Se por um lado esse fato pode ressaltar uma evolução tecnológica capaz de simular um atendimento
tão próximo ao humano, por outro, pode levar à ineficácia imediata do atendimento. Ao não identificar essa condição, o consumidor irá agir num diálogo habitual e não irá atender a algumas premissas que muitas vezes condicionam o atendimento pela IA, tais como usar palavras chaves, tom de voz audível e com boa dicção, saber escrever determinados termos, entre outras, o que pode acarretar o encerramento prematuro do atendimento.

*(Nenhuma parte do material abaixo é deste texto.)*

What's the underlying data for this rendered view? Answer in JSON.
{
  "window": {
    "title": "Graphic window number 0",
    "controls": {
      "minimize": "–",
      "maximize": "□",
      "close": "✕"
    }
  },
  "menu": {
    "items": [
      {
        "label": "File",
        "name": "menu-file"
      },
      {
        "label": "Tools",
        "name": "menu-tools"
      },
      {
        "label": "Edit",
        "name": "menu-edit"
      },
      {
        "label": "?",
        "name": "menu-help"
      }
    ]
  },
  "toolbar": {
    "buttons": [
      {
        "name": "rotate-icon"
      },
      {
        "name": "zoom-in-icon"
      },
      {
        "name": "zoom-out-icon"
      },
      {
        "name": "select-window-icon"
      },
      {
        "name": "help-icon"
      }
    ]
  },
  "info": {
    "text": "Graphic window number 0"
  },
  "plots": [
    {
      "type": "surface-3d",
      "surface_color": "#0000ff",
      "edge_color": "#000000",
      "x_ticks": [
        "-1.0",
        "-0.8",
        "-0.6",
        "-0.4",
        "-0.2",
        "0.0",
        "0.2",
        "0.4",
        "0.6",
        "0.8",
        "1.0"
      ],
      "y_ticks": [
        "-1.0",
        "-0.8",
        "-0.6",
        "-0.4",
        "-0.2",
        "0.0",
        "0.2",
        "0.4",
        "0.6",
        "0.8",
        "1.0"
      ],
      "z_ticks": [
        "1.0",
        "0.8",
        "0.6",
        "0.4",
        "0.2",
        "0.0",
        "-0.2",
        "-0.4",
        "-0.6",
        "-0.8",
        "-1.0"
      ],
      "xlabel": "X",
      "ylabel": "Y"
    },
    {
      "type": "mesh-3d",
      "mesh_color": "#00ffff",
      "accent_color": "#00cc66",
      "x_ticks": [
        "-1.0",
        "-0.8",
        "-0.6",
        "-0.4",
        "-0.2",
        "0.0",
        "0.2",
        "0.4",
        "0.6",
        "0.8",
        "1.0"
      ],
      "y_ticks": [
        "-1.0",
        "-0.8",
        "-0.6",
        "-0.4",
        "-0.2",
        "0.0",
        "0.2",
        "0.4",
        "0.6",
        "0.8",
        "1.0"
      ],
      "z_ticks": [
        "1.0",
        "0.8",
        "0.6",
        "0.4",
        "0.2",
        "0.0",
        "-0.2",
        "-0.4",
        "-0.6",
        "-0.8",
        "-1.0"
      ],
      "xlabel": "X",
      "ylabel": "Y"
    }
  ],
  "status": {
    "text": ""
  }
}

Evidente que com os avanços em IAs generativas poderão superar alguns desses gaps no futuro próximo. No entanto, o atendimento ao cliente traz consigo muitas variações em autoatendimento. Ainda é muito comum as experiências em diferentes canais de uma mesma empresa demandarem melhorias e um olhar mais próximo e analítico para novas tecnologias que prometem maior resolutividade. A complexidade e os desafios da omnicanalidade ainda persistem nessa jornada.
A IA pode ser muito atrativa para várias camadas da experiência do cliente, mas, ainda sim, estamos diante de um público consumidor muito diversificado, que espera todo cuidado e atenção no contato com uma marca, seja na sua experiência de compra ou na resolução de um problema.